Cell Explorer™ Live Cell Tracking Kit *Orange Fluorescence*

Protocol summary

1. Prepare samples and remove cells from incubator
2. Add 10 µL/well of 10X Track It™ Orange working solution in each well
3. Stain the cells at 37°C for 15 minutes to 1 hour
4. Wash the cells
5. Examine the specimen under fluorescence microscope with Cy3/TRITC filter or flow cytometer with 575/26 nm filter (PE channel)

Important notes
Thaw all the components to room temperature, centrifuge the component A briefly before opening.

Dilute 500X Track It™ Orange DMSO stock solution (Component A) into Assay Buffer (Component B) to make a 10X to 25X Track It™ Orange working solution. The working solution should be prepared enough for all the wells at 10 µL/well with the appropriate concentration.
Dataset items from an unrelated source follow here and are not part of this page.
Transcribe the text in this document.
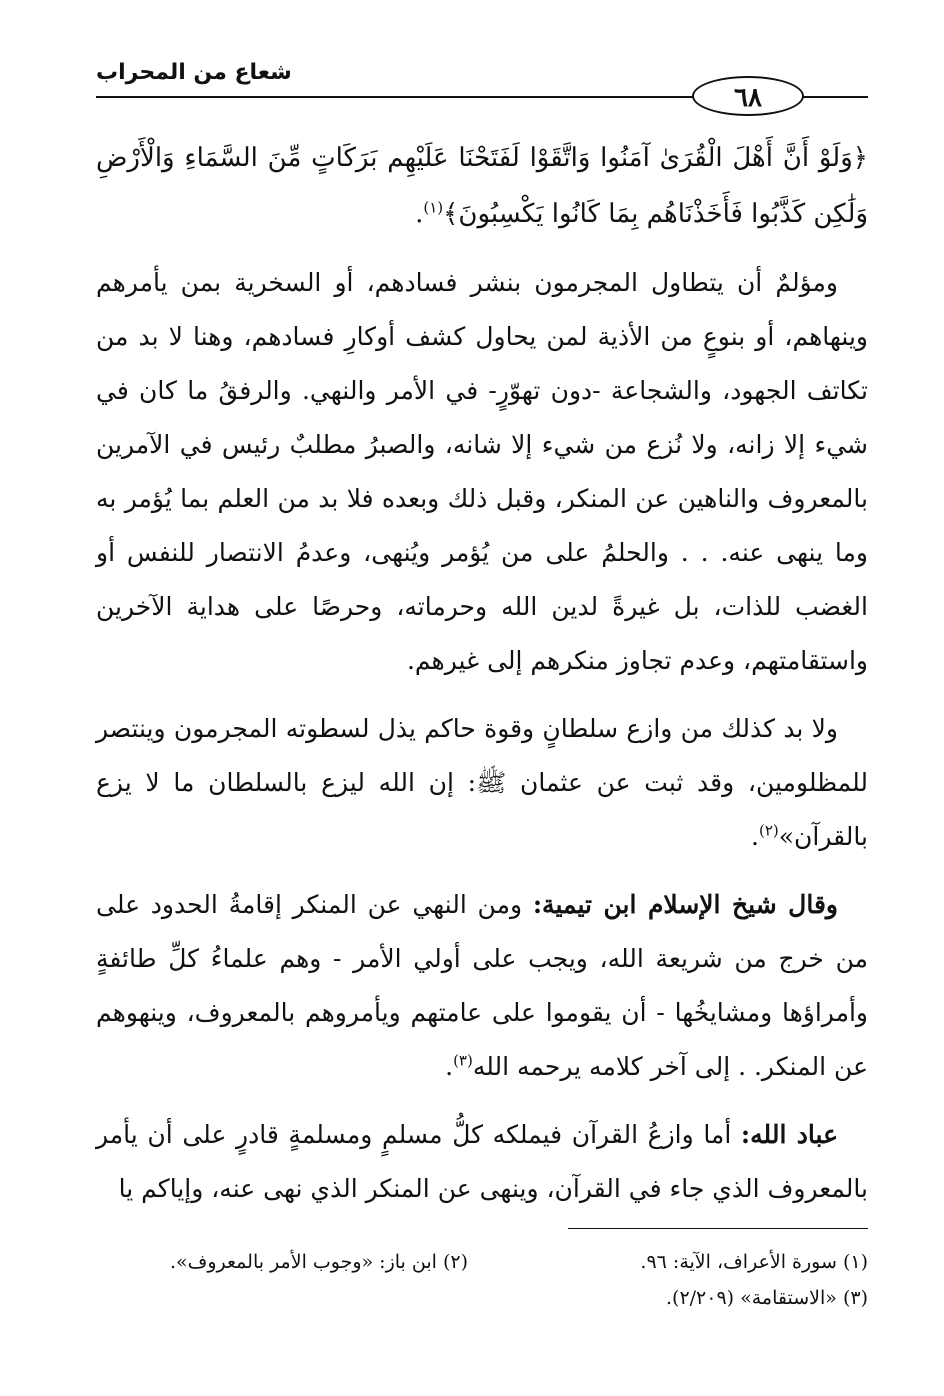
شعاع من المحراب
٦٨

﴿وَلَوْ أَنَّ أَهْلَ الْقُرَىٰ آمَنُوا وَاتَّقَوْا لَفَتَحْنَا عَلَيْهِم بَرَكَاتٍ مِّنَ السَّمَاءِ وَالْأَرْضِ وَلَٰكِن كَذَّبُوا فَأَخَذْنَاهُم بِمَا كَانُوا يَكْسِبُونَ﴾$^{(١)}$.

ومؤلمٌ أن يتطاول المجرمون بنشر فسادهم، أو السخرية بمن يأمرهم وينهاهم، أو بنوعٍ من الأذية لمن يحاول كشف أوكارِ فسادهم، وهنا لا بد من تكاتف الجهود، والشجاعة -دون تهوّرٍ- في الأمر والنهي. والرفقُ ما كان في شيء إلا زانه، ولا نُزع من شيء إلا شانه، والصبرُ مطلبٌ رئيس في الآمرين بالمعروف والناهين عن المنكر، وقبل ذلك وبعده فلا بد من العلم بما يُؤمر به وما ينهى عنه. . . والحلمُ على من يُؤمر ويُنهى، وعدمُ الانتصار للنفس أو الغضب للذات، بل غيرةً لدين الله وحرماته، وحرصًا على هداية الآخرين واستقامتهم، وعدم تجاوز منكرهم إلى غيرهم.

ولا بد كذلك من وازع سلطانٍ وقوة حاكم يذل لسطوته المجرمون وينتصر للمظلومين، وقد ثبت عن عثمان ﷺ: إن الله ليزع بالسلطان ما لا يزع بالقرآن»$^{(٢)}$.

وقال شيخ الإسلام ابن تيمية: ومن النهي عن المنكر إقامةُ الحدود على من خرج من شريعة الله، ويجب على أولي الأمر - وهم علماءُ كلِّ طائفةٍ وأمراؤها ومشايخُها - أن يقوموا على عامتهم ويأمروهم بالمعروف، وينهوهم عن المنكر. . إلى آخر كلامه يرحمه الله$^{(٣)}$.

عباد الله: أما وازعُ القرآن فيملكه كلُّ مسلمٍ ومسلمةٍ قادرٍ على أن يأمر بالمعروف الذي جاء في القرآن، وينهى عن المنكر الذي نهى عنه، وإياكم يا

(١) سورة الأعراف، الآية: ٩٦.
(٢) ابن باز: «وجوب الأمر بالمعروف».
(٣) «الاستقامة» (٢/٢٠٩).
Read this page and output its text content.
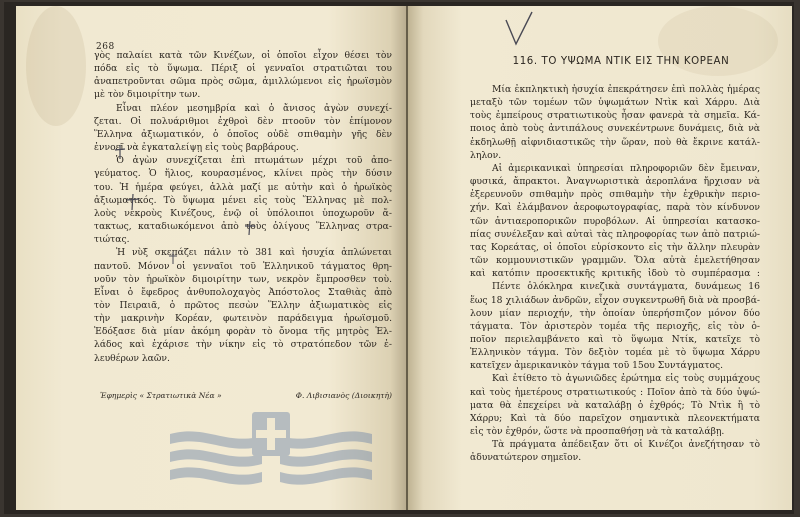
268
γὸς παλαίει κατὰ τῶν Κινέζων, οἱ ὁποῖοι εἶχον θέσει τὸν
πόδα εἰς τὸ ὕψωμα. Πέριξ οἱ γενναῖοι στρατιῶται του
ἀναπετροῦνται σῶμα πρὸς σῶμα, ἁμιλλώμενοι εἰς ἡρωϊσμὸν
μὲ τὸν διμοιρίτην των.
Εἶναι πλέον μεσημβρία καὶ ὁ ἄνισος ἀγὼν συνεχί-
ζεται. Οἱ πολυάριθμοι ἐχθροὶ δὲν πτοοῦν τὸν ἐπίμονον
Ἕλληνα ἀξιωματικόν, ὁ ὁποῖος οὐδὲ σπιθαμὴν γῆς δὲν
ἐννοεῖ νὰ ἐγκαταλείψῃ εἰς τοὺς βαρβάρους.
Ὁ ἀγὼν συνεχίζεται ἐπὶ πτωμάτων μέχρι τοῦ ἀπο-
γεύματος. Ὁ ἥλιος, κουρασμένος, κλίνει πρὸς τὴν δύσιν
του. Ἡ ἡμέρα φεύγει, ἀλλὰ μαζί με αὐτὴν καὶ ὁ ἡρωϊκὸς
ἀξιωματικός. Τὸ ὕψωμα μένει εἰς τοὺς Ἕλληνας μὲ πολ-
λοὺς νεκροὺς Κινέζους, ἐνῷ οἱ ὑπόλοιποι ὑποχωροῦν ἄ-
τακτως, καταδιωκόμενοι ἀπὸ τοὺς ὀλίγους Ἕλληνας στρα-
τιώτας.
Ἡ νὺξ σκεπάζει πάλιν τὸ 381 καὶ ἡσυχία ἁπλώνεται
παντοῦ. Μόνον οἱ γενναῖοι τοῦ Ἑλληνικοῦ τάγματος θρη-
νοῦν τὸν ἡρωϊκὸν διμοιρίτην των, νεκρὸν ἔμπροσθεν τοὺ.
Εἶναι ὁ ἔφεδρος ἀνθυπολοχαγὸς Ἀπόστολος Σταθιὰς ἀπὸ
τὸν Πειραιᾶ, ὁ πρῶτος πεσὼν Ἕλλην ἀξιωματικὸς εἰς
τὴν μακρινὴν Κορέαν, φωτεινὸν παράδειγμα ἡρωϊσμοῦ.
Ἐδόξασε διὰ μίαν ἀκόμη φορὰν τὸ ὄνομα τῆς μητρὸς Ἑλ-
λάδος καὶ ἐχάρισε τὴν νίκην εἰς τὸ στρατόπεδον τῶν ἐ-
λευθέρων λαῶν.
Ἐφημερὶς « Στρατιωτικὰ Νέα »	Φ. Λιβισιανὸς (Διοικητὴ)
116. ΤΟ ΥΨΩΜΑ ΝΤΙΚ ΕΙΣ ΤΗΝ ΚΟΡΕΑΝ
Μία ἐκπληκτικὴ ἡσυχία ἐπεκράτησεν ἐπὶ πολλὰς ἡμέρας
μεταξὺ τῶν τομέων τῶν ὑψωμάτων Ντὶκ καὶ Χάρρυ. Διὰ
τοὺς ἐμπείρους στρατιωτικοὺς ἦσαν φανερὰ τὰ σημεῖα. Κά-
ποιος ἀπὸ τοὺς ἀντιπάλους συνεκέντρωνε δυνάμεις, διὰ νὰ
ἐκδηλωθῇ αἰφνιδιαστικῶς τὴν ὥραν, ποὺ θὰ ἔκρινε κατάλ-
ληλον.
Αἱ ἀμερικανικαὶ ὑπηρεσίαι πληροφοριῶν δὲν ἔμειναν,
φυσικά, ἄπρακτοι. Ἀναγνωριστικὰ ἀεροπλάνα ἤρχισαν νὰ
ἐξερευνοῦν σπιθαμὴν πρὸς σπιθαμὴν τὴν ἐχθρικὴν περιο-
χήν. Καὶ ἐλάμβανον ἀεροφωτογραφίας, παρὰ τὸν κίνδυνον
τῶν ἀντιαεροπορικῶν πυροβόλων. Αἱ ὑπηρεσίαι κατασκο-
πίας συνέλεξαν καὶ αὐταὶ τὰς πληροφορίας των ἀπὸ πατριώ-
τας Κορεάτας, οἱ ὁποῖοι εὑρίσκοντο εἰς τὴν ἄλλην πλευρὰν
τῶν κομμουνιστικῶν γραμμῶν. Ὅλα αὐτὰ ἐμελετήθησαν
καὶ κατόπιν προσεκτικῆς κριτικῆς ἰδοὺ τὸ συμπέρασμα :
Πέντε ὁλόκληρα κινεζικὰ συντάγματα, δυνάμεως 16
ἕως 18 χιλιάδων ἀνδρῶν, εἶχον συγκεντρωθῆ διὰ νὰ προσβά-
λουν μίαν περιοχήν, τὴν ὁποίαν ὑπερήσπιζον μόνον δύο
τάγματα. Τὸν ἀριστερὸν τομέα τῆς περιοχῆς, εἰς τὸν ὁ-
ποῖον περιελαμβάνετο καὶ τὸ ὕψωμα Ντίκ, κατεῖχε τὸ
Ἑλληνικὸν τάγμα. Τὸν δεξιὸν τομέα μὲ τὸ ὕψωμα Χάρρυ
κατεῖχεν ἀμερικανικὸν τάγμα τοῦ 15ου Συντάγματος.
Καὶ ἐτίθετο τὸ ἀγωνιῶδες ἐρώτημα εἰς τοὺς συμμάχους
καὶ τοὺς ἡμετέρους στρατιωτικούς : Ποῖον ἀπὸ τὰ δύο ὑψώ-
ματα θὰ ἐπεχείρει νὰ καταλάβῃ ὁ ἐχθρός; Τὸ Ντὶκ ἢ τὸ
Χάρρυ; Καὶ τὰ δύο παρεῖχον σημαντικὰ πλεονεκτήματα
εἰς τὸν ἐχθρόν, ὥστε νὰ προσπαθήσῃ νὰ τὰ καταλάβῃ.
Τὰ πράγματα ἀπέδειξαν ὅτι οἱ Κινέζοι ἀνεζήτησαν τὸ
ἀδυνατώτερον σημεῖον.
For example, to get a 1X final concentration of Track It™ Orange for one 96-well microplate, dilute 20 µL of the Track It™ Orange DMSO stock solution into 1 mL of Assay Buffer (Component B) to make 1 mL of 10X Track It™ Orange working solution. Note: The final concentration of the Track It™ Orange working solution should be empirically determined for different cell types and/or experimental conditions. It is recommended to test at the concentrations that are at least over a ten-fold range.
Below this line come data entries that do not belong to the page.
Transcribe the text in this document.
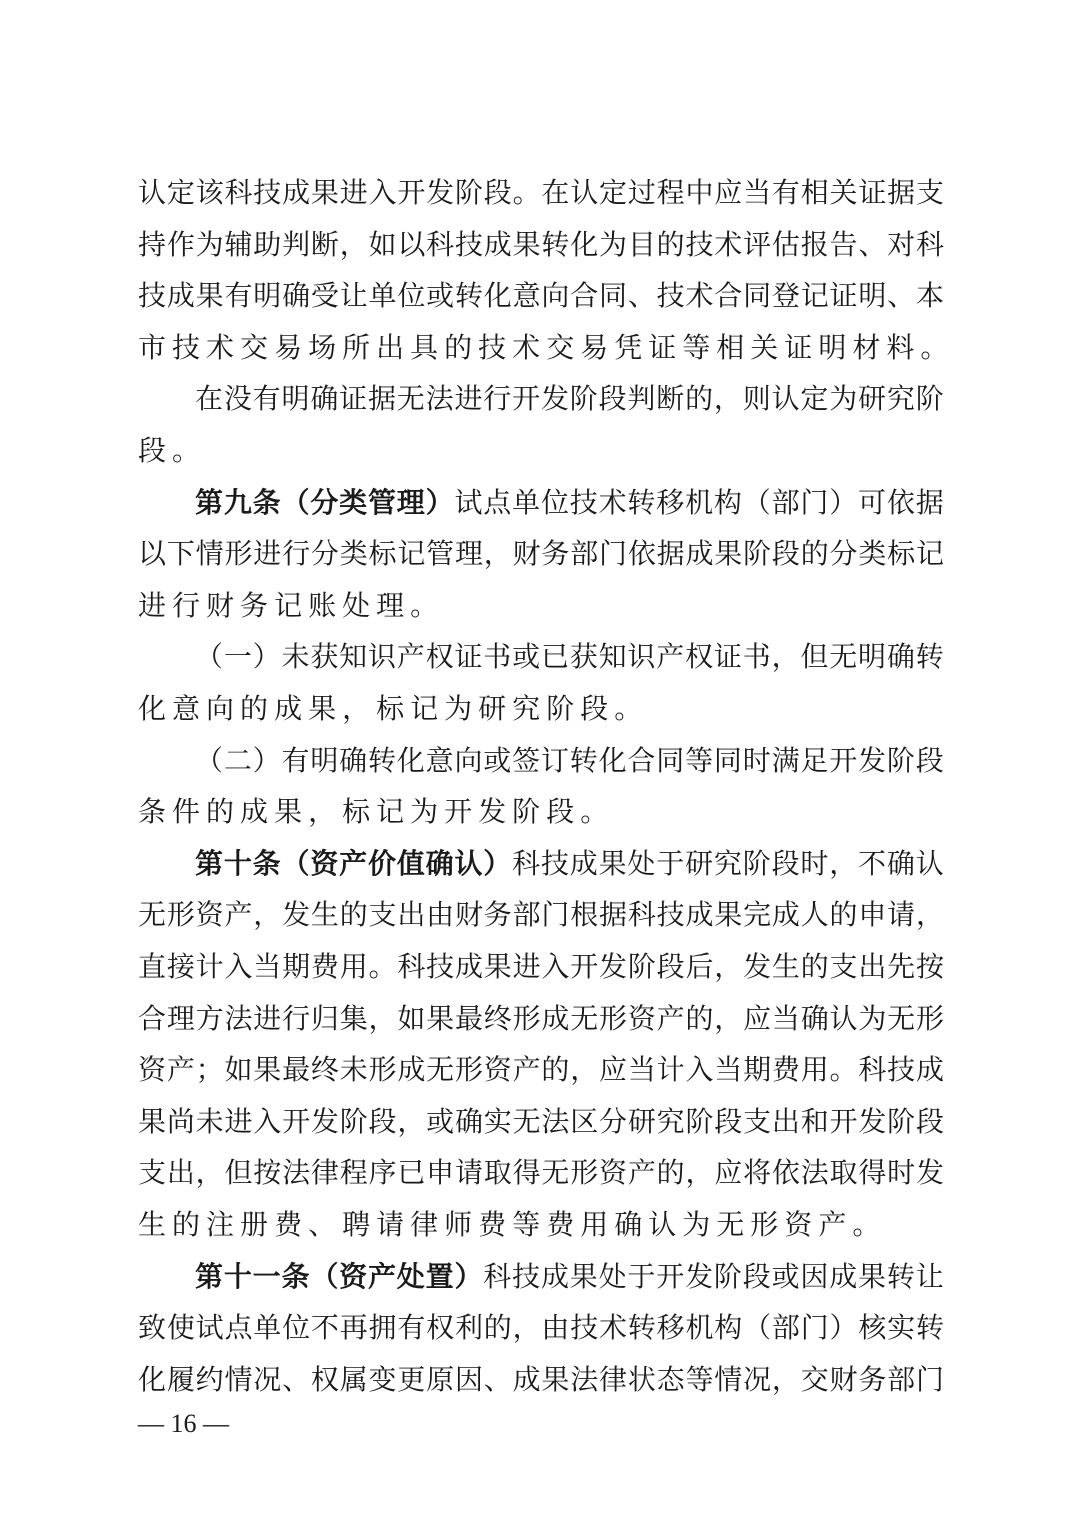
认 定 该 科 技 成 果 进 入 开 发 阶 段 。 在 认 定 过 程 中 应 当 有 相 关 证 据 支
持 作 为 辅 助 判 断 ， 如 以 科 技 成 果 转 化 为 目 的 技 术 评 估 报 告 、 对 科
技 成 果 有 明 确 受 让 单 位 或 转 化 意 向 合 同 、 技 术 合 同 登 记 证 明 、 本
市 技 术 交 易 场 所 出 具 的 技 术 交 易 凭 证 等 相 关 证 明 材 料 。
在 没 有 明 确 证 据 无 法 进 行 开 发 阶 段 判 断 的 ， 则 认 定 为 研 究 阶
段 。
第 九 条 （ 分 类 管 理 ） 试 点 单 位 技 术 转 移 机 构 （ 部 门 ） 可 依 据
以 下 情 形 进 行 分 类 标 记 管 理 ， 财 务 部 门 依 据 成 果 阶 段 的 分 类 标 记
进 行 财 务 记 账 处 理 。
（ 一 ） 未 获 知 识 产 权 证 书 或 已 获 知 识 产 权 证 书 ， 但 无 明 确 转
化 意 向 的 成 果 ， 标 记 为 研 究 阶 段 。
（ 二 ） 有 明 确 转 化 意 向 或 签 订 转 化 合 同 等 同 时 满 足 开 发 阶 段
条 件 的 成 果 ， 标 记 为 开 发 阶 段 。
第 十 条 （ 资 产 价 值 确 认 ） 科 技 成 果 处 于 研 究 阶 段 时 ， 不 确 认
无 形 资 产 ， 发 生 的 支 出 由 财 务 部 门 根 据 科 技 成 果 完 成 人 的 申 请 ，
直 接 计 入 当 期 费 用 。 科 技 成 果 进 入 开 发 阶 段 后 ， 发 生 的 支 出 先 按
合 理 方 法 进 行 归 集 ， 如 果 最 终 形 成 无 形 资 产 的 ， 应 当 确 认 为 无 形
资 产 ； 如 果 最 终 未 形 成 无 形 资 产 的 ， 应 当 计 入 当 期 费 用 。 科 技 成
果 尚 未 进 入 开 发 阶 段 ， 或 确 实 无 法 区 分 研 究 阶 段 支 出 和 开 发 阶 段
支 出 ， 但 按 法 律 程 序 已 申 请 取 得 无 形 资 产 的 ， 应 将 依 法 取 得 时 发
生 的 注 册 费 、 聘 请 律 师 费 等 费 用 确 认 为 无 形 资 产 。
第 十 一 条 （ 资 产 处 置 ） 科 技 成 果 处 于 开 发 阶 段 或 因 成 果 转 让
致 使 试 点 单 位 不 再 拥 有 权 利 的 ， 由 技 术 转 移 机 构 （ 部 门 ） 核 实 转
化 履 约 情 况 、 权 属 变 更 原 因 、 成 果 法 律 状 态 等 情 况 ， 交 财 务 部 门
— 16 —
For guidelines on cell sample preparation, please visit
https://www.aatbio.com/resources/guides/cell-sample-preparation.html

1. Add 10X Track It™ Orange working solution to the cells, the volume should be equal to 1/10 of the volume of cell culture medium. For example, for a 96-well plate, add 10 µL/well of 10X Track It™ Orange working solution into the cells.
   
   
2. Incubate the cells in a 37°C, 5% CO₂ incubator for 15 minutes to 1 hour.
   
   
3. Wash cells with Hanks and 20 mM Hepes buffer (HBSS) or an appropriate buffer.
   
   
4. Fill the cell wells with growth medium.
   
   
5. Analyze the cells using a fluorescence microscope with Cy3/TRITC filter sets of flow cytometer with 575/26 nm filter (PE channel).